St. Paul City Council members questioned Wednesday why $3.7 million in grants and loans to community projects went untouched while the city is doing the municipal equivalent of shaking sofa cushions to pay for such services as police protection and snow plowing.

"We're dying for money, and there's $3.1 million in cash sitting there," council President Kathy Lantry said to Planning and Economic Director Cecile Bedor at a budget hearing.

Lantry was referring to money designated but unspent in the St. Paul Sales Tax Revitalization (STAR) program. An additional $621,000 initially used as collateral for STAR loans also is available, bringing the figure to about $3.7 million.

The program was established by the Legislature in 1994 to disperse a percentage from the city's half-cent sales tax. The funding directives have been tweaked over the years with some $15 million now coming annually from the tax. Sixty percent goes to STAR program projects with the remainder to debt service on the RiverCentre.

The Pan Asian Village at University Avenue and N. Dale Street, with $950,000 in untouched STAR funds, is at the top of a list of dead projects with cash balances.

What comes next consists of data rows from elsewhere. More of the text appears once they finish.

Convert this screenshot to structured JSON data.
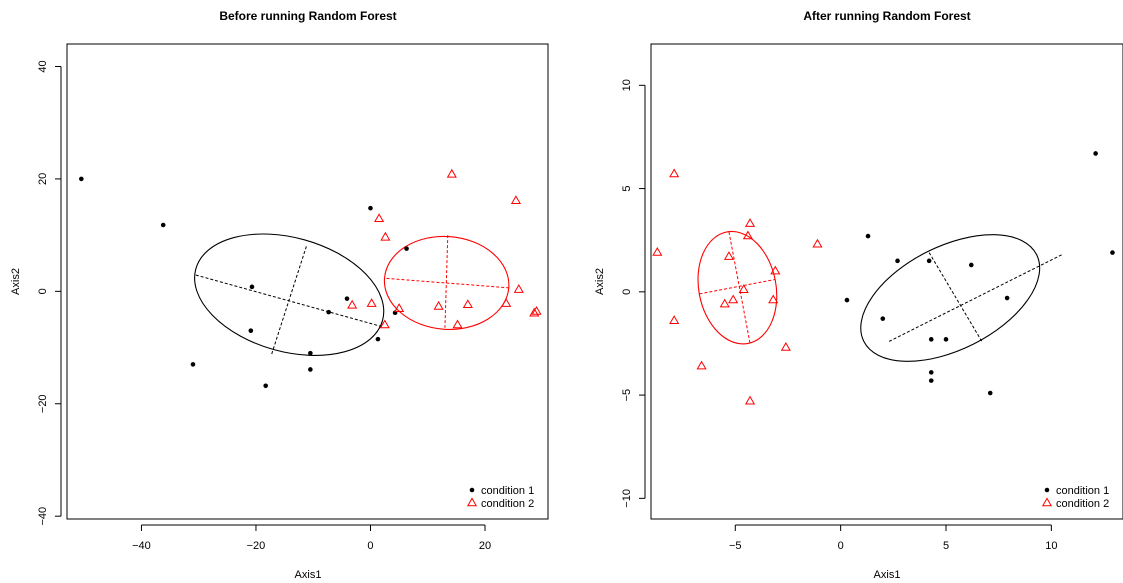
{
  "chart_data": [
    {
      "type": "scatter",
      "title": "Before running Random Forest",
      "xlabel": "Axis1",
      "ylabel": "Axis2",
      "xlim": [
        -53,
        31
      ],
      "ylim": [
        -40.5,
        44
      ],
      "xticks": [
        -40,
        -20,
        0,
        20
      ],
      "yticks": [
        -40,
        -20,
        0,
        20,
        40
      ],
      "xtick_labels": [
        "−40",
        "−20",
        "0",
        "20"
      ],
      "ytick_labels": [
        "−40",
        "−20",
        "0",
        "20",
        "40"
      ],
      "grid": false,
      "legend_position": "bottom-right",
      "series": [
        {
          "name": "condition 1",
          "marker": "filled-circle",
          "color": "#000000",
          "points": [
            [
              -50.5,
              20
            ],
            [
              -36.2,
              11.8
            ],
            [
              -31,
              -13
            ],
            [
              -20.7,
              0.8
            ],
            [
              -20.9,
              -7
            ],
            [
              -18.3,
              -16.8
            ],
            [
              -10.5,
              -11
            ],
            [
              -10.5,
              -13.9
            ],
            [
              -7.3,
              -3.7
            ],
            [
              -4.1,
              -1.3
            ],
            [
              0,
              14.8
            ],
            [
              1.3,
              -8.5
            ],
            [
              4.3,
              -3.8
            ],
            [
              6.3,
              7.6
            ]
          ],
          "ellipse": {
            "center": [
              -14.2,
              -0.6
            ],
            "axes": [
              [
                -30.5,
                2.9
              ],
              [
                2.1,
                -6.3
              ],
              [
                -11.2,
                8
              ],
              [
                -17.3,
                -11.3
              ]
            ]
          }
        },
        {
          "name": "condition 2",
          "marker": "open-triangle",
          "color": "#ff0000",
          "points": [
            [
              14.2,
              20.8
            ],
            [
              25.4,
              16.1
            ],
            [
              1.5,
              12.9
            ],
            [
              2.6,
              9.6
            ],
            [
              -3.2,
              -2.5
            ],
            [
              0.2,
              -2.2
            ],
            [
              2.5,
              -6
            ],
            [
              5,
              -3.1
            ],
            [
              11.9,
              -2.7
            ],
            [
              15.2,
              -6
            ],
            [
              17,
              -2.4
            ],
            [
              23.7,
              -2.2
            ],
            [
              25.9,
              0.3
            ],
            [
              28.6,
              -3.9
            ],
            [
              29,
              -3.6
            ]
          ],
          "ellipse": {
            "center": [
              13.3,
              1.5
            ],
            "axes": [
              [
                2.8,
                2.3
              ],
              [
                24.5,
                0.6
              ],
              [
                13.5,
                10
              ],
              [
                13,
                -6.5
              ]
            ]
          }
        }
      ]
    },
    {
      "type": "scatter",
      "title": "After running Random Forest",
      "xlabel": "Axis1",
      "ylabel": "Axis2",
      "xlim": [
        -9,
        13.4
      ],
      "ylim": [
        -11,
        12
      ],
      "xticks": [
        -5,
        0,
        5,
        10
      ],
      "yticks": [
        -10,
        -5,
        0,
        5,
        10
      ],
      "xtick_labels": [
        "−5",
        "0",
        "5",
        "10"
      ],
      "ytick_labels": [
        "−10",
        "−5",
        "0",
        "5",
        "10"
      ],
      "grid": false,
      "legend_position": "bottom-right",
      "series": [
        {
          "name": "condition 1",
          "marker": "filled-circle",
          "color": "#000000",
          "points": [
            [
              12.1,
              6.7
            ],
            [
              12.9,
              1.9
            ],
            [
              1.3,
              2.7
            ],
            [
              2.7,
              1.5
            ],
            [
              4.2,
              1.5
            ],
            [
              6.2,
              1.3
            ],
            [
              0.3,
              -0.4
            ],
            [
              7.9,
              -0.3
            ],
            [
              2,
              -1.3
            ],
            [
              4.3,
              -2.3
            ],
            [
              5,
              -2.3
            ],
            [
              4.3,
              -3.9
            ],
            [
              4.3,
              -4.3
            ],
            [
              7.1,
              -4.9
            ]
          ],
          "ellipse": {
            "center": [
              5.2,
              -0.3
            ],
            "axes": [
              [
                2.3,
                -2.4
              ],
              [
                10.5,
                1.8
              ],
              [
                4.2,
                1.9
              ],
              [
                6.7,
                -2.4
              ]
            ]
          }
        },
        {
          "name": "condition 2",
          "marker": "open-triangle",
          "color": "#ff0000",
          "points": [
            [
              -7.9,
              5.7
            ],
            [
              -8.7,
              1.9
            ],
            [
              -4.3,
              3.3
            ],
            [
              -4.4,
              2.7
            ],
            [
              -1.1,
              2.3
            ],
            [
              -5.3,
              1.7
            ],
            [
              -3.1,
              1
            ],
            [
              -4.6,
              0.1
            ],
            [
              -3.2,
              -0.4
            ],
            [
              -5.1,
              -0.4
            ],
            [
              -5.5,
              -0.6
            ],
            [
              -7.9,
              -1.4
            ],
            [
              -2.6,
              -2.7
            ],
            [
              -6.6,
              -3.6
            ],
            [
              -4.3,
              -5.3
            ]
          ],
          "ellipse": {
            "center": [
              -4.9,
              0.2
            ],
            "axes": [
              [
                -5.3,
                2.9
              ],
              [
                -4.3,
                -2.5
              ],
              [
                -6.7,
                -0.1
              ],
              [
                -3.1,
                0.6
              ]
            ]
          }
        }
      ]
    }
  ]
}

As unveiled in 2005, it was to be an Asian arts and cultural center with a theater and educational organizations, but what remains is the Unidale Mall with its thrift shop and cut-rate stores. The planned village was the largest of several dozen projects with cash balances that make up the $3.1 million. Council members seemed astounded at the amounts and the lack of oversight.

Council Member Pat Harris called for "zero tolerance" and for the funds for dead projects to be pulled.

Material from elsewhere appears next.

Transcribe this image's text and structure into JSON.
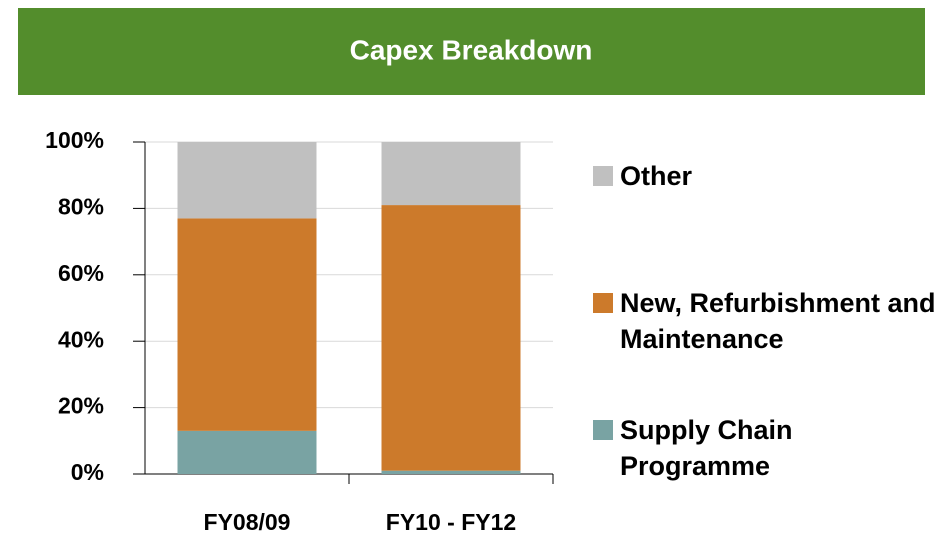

Lantry repeatedly said STAR guidelines aren't being followed by the planning department, that when money goes unused for six months, the project should be brought publicly to the council for reconsideration or recension.

"We have to have a process that's public, not 'I slipped a note under Kathy's door,'" Lantry said.

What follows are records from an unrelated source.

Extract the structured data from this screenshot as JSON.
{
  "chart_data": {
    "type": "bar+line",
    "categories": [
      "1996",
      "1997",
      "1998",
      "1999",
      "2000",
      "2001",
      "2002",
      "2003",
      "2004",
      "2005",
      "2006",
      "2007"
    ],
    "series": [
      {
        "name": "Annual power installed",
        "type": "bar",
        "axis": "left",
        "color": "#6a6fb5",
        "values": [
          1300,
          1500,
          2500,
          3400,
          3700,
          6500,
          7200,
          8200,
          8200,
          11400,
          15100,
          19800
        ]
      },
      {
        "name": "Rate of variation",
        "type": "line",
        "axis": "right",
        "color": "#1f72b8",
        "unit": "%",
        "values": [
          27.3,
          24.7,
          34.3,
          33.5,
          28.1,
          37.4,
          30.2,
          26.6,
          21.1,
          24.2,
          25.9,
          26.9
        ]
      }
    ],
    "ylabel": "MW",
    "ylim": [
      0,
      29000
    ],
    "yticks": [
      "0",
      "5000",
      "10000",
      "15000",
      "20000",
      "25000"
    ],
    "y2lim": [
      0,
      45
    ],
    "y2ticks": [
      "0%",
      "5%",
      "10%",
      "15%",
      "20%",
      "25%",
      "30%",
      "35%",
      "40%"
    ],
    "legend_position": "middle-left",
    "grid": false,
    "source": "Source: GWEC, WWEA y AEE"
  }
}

Bedor said the agency needs "guidance" because STAR guidelines say the money "may" be returned, but isn't required to be. Lantry disagreed, repeatedly saying a public council action should be taken on unused funding.

She and Harris also emphasized that the money was given to groups for specific projects and it can't be redirected to something else if the original plans shift.

Council Member Dave Thune, however, said, "Frankly, projects do evolve and change. I don't think we should have some rigid policy."

The five council members in attendance -- Dan Bostrom and Melvin Carter were absent -- agreed on the need for another meeting to develop a plan to get better control over the money.